Q&A with Alan Kohler
The following article appeared in Industry Moves on 13 December 2018.
Alan Kohler is embarking on a new journalistic adventure, as editor in chief of digital wealth platform, InvestSMART, following the merger of its Eureka Report publishing business, which Kohler founded in 2005, with Kohler’s new publishing business, The Constant Investor. Industry Moves asks Alan about the merger and about his career so far – the highlights and the lowlights. He also reveals his hidden talents, his view on financial literacy in schools and why we need an alternative to APRA.
What prompted the merger with InvestSMART
Well, Ron Hodge took me out to lunch and his idea of putting The Constant Investor together with my first start-up, Eureka Report, appealed to me enormously. It was a compelling proposal for subscribers of both publications.
Where do you think media is heading, and are traditional media companies ready for it?
Facebook and Google and the online classified businesses have more or less destroyed the business of print and online advertising, so media companies must ask their customers to pay. They understand this now and are working hard to make it happen, but it’s difficult since there is so much content available for free. I really don’t know where the media is heading.
What has been the highlight of your career so far?
Many highlights: being appointed editor of The Australian Financial Review and The Age; reporting on the floating of the Australian dollar and all the other economic reforms of the 80s and 90s; creating and then fronting the Inside Business programme on the ABC; starting Eureka Report and then Business Spectator; being inducted into the Media Hall of Fame; starting The Constant Investor.
And your lowest moment?
When I need more than five takes to nail the nightly ABC News finance spot.
You probably weren’t surprised by the revelations from the banking royal commission, but a lot of people were, how has the industry been able to keep these unhelpful (and sometimes unlawful) practices hidden from the general public for so long?
Because the regulators weren’t regulating. All industries need regulating to some extent. With the banks, the regulator – APRA – was constitutionally more concerned with the stability of the system than with the how the banks were treating customers. In my view, APRA threw customers under the bus.

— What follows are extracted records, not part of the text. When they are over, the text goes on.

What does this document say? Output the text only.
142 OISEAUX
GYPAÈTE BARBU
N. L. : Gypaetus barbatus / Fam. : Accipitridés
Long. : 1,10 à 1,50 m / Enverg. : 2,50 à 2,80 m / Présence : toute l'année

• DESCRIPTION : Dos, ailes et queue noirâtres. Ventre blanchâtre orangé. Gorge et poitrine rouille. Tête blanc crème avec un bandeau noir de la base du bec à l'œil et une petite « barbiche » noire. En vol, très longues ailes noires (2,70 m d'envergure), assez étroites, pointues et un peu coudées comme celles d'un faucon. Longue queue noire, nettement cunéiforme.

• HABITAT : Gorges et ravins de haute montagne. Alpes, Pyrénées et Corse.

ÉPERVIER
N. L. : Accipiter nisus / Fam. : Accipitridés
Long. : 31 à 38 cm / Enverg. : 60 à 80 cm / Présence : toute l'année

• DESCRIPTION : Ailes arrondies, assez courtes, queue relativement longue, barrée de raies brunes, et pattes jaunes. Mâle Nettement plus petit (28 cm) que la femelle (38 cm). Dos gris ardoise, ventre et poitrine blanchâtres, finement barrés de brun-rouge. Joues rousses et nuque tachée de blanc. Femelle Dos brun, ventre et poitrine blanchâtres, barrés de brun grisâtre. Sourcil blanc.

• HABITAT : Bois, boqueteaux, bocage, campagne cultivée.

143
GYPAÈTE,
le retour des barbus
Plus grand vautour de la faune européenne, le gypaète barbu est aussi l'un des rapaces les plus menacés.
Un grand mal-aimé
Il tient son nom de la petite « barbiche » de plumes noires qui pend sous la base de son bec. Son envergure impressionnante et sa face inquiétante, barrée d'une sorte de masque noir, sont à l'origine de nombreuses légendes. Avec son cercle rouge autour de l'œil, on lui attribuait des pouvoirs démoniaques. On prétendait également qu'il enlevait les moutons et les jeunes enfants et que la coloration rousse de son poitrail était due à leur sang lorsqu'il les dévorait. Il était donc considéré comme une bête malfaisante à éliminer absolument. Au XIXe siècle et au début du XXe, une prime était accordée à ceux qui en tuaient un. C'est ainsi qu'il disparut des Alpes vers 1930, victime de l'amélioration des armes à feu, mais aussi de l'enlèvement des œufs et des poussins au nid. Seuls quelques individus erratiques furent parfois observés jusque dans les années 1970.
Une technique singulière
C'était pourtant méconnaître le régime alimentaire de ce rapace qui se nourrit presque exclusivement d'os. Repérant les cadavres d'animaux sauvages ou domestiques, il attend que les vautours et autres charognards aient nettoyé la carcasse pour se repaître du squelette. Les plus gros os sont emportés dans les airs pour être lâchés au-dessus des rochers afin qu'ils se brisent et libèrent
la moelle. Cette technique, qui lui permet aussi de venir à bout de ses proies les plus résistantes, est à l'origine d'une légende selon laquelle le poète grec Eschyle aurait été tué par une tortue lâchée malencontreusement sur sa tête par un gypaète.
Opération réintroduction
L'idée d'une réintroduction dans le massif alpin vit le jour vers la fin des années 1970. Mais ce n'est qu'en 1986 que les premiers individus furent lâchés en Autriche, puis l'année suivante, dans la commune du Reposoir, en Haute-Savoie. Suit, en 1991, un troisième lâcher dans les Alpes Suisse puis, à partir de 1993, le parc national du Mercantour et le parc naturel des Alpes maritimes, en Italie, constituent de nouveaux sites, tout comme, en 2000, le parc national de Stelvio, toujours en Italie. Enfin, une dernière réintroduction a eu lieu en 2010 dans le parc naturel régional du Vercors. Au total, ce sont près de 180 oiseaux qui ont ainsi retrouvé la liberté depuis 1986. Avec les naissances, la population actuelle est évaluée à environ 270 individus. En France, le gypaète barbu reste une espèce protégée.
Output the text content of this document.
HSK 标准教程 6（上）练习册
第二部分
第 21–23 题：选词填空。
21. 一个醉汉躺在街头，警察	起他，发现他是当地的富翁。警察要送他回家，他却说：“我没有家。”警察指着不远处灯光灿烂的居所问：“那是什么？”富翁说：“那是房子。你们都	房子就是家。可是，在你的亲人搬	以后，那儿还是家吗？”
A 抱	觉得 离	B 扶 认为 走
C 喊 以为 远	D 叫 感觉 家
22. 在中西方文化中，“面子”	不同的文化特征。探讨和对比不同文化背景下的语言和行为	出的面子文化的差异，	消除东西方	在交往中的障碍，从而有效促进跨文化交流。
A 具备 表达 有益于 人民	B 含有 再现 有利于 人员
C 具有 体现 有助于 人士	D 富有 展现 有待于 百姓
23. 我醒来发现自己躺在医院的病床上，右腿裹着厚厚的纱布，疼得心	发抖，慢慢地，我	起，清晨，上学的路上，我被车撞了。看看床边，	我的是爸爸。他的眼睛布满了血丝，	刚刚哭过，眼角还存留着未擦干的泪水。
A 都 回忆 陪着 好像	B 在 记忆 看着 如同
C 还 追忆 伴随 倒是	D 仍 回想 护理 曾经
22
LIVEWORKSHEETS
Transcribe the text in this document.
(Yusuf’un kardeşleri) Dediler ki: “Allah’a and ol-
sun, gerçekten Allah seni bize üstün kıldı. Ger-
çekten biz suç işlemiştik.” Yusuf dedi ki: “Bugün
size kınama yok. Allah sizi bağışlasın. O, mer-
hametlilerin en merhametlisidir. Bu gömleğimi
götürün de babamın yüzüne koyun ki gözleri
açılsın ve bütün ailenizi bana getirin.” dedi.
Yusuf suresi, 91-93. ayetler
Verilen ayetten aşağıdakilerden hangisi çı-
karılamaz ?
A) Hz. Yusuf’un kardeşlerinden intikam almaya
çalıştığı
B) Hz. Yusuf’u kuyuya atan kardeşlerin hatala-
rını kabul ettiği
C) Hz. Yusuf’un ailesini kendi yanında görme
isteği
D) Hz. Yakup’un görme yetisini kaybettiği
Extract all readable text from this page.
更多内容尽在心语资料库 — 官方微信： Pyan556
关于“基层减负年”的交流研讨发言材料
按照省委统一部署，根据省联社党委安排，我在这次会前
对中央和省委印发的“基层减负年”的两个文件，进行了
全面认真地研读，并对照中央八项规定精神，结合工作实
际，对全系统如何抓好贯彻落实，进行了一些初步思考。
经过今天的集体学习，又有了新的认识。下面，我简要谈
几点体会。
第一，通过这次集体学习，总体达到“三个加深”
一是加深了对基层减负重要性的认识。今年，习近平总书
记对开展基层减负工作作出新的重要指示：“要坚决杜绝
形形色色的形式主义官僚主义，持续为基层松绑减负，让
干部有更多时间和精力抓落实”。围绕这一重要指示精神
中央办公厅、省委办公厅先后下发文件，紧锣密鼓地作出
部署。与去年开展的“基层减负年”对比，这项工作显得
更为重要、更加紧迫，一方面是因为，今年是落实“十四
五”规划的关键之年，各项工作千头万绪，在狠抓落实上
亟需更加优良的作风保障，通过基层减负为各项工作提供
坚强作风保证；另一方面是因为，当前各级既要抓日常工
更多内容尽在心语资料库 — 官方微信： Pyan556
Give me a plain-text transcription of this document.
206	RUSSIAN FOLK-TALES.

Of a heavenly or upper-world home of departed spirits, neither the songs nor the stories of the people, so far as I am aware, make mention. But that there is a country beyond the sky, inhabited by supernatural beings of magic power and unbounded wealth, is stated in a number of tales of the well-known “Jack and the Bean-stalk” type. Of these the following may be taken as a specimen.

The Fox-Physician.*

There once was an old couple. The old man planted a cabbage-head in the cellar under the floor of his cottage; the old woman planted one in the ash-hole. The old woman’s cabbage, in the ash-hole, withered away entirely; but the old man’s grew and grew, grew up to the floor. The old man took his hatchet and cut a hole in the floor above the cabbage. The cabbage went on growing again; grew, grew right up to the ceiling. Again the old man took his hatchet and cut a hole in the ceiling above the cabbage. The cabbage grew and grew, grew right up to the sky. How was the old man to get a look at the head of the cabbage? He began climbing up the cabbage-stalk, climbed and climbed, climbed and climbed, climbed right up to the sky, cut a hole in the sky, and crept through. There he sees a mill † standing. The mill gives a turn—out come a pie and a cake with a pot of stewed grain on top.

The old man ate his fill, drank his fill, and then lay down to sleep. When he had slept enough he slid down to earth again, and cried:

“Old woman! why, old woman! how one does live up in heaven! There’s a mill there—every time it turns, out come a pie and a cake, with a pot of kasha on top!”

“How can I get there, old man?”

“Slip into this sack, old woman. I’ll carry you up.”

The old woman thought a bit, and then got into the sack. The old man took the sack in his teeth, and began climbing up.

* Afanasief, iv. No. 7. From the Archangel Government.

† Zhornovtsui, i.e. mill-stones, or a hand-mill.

How do we keep the momentum going from the royal commission and make sure financial institutions act in the best interests of their clients and customers?
A separate regulator, not APRA, needs to focus on bank customers, as opposed to the banks themselves.
Should financial literacy be included as part of the curriculum instead of allowing banks to offer these programs?
Perhaps. Far better would be a trustworthy financial advice industry. We don’t learn medicine at school because we don’t need to – we trust doctors to look after us. The same needs to happen with finance.
What would you tell your 21-year-old self starting out?
Use the power of compound interest. Start saving early and stick with it.
Do you have a secret skill or hidden talent?
I’m very good at chucking Frisbees, and I can read our Labrador, Maisy’s, mind. I know when she’s hungry.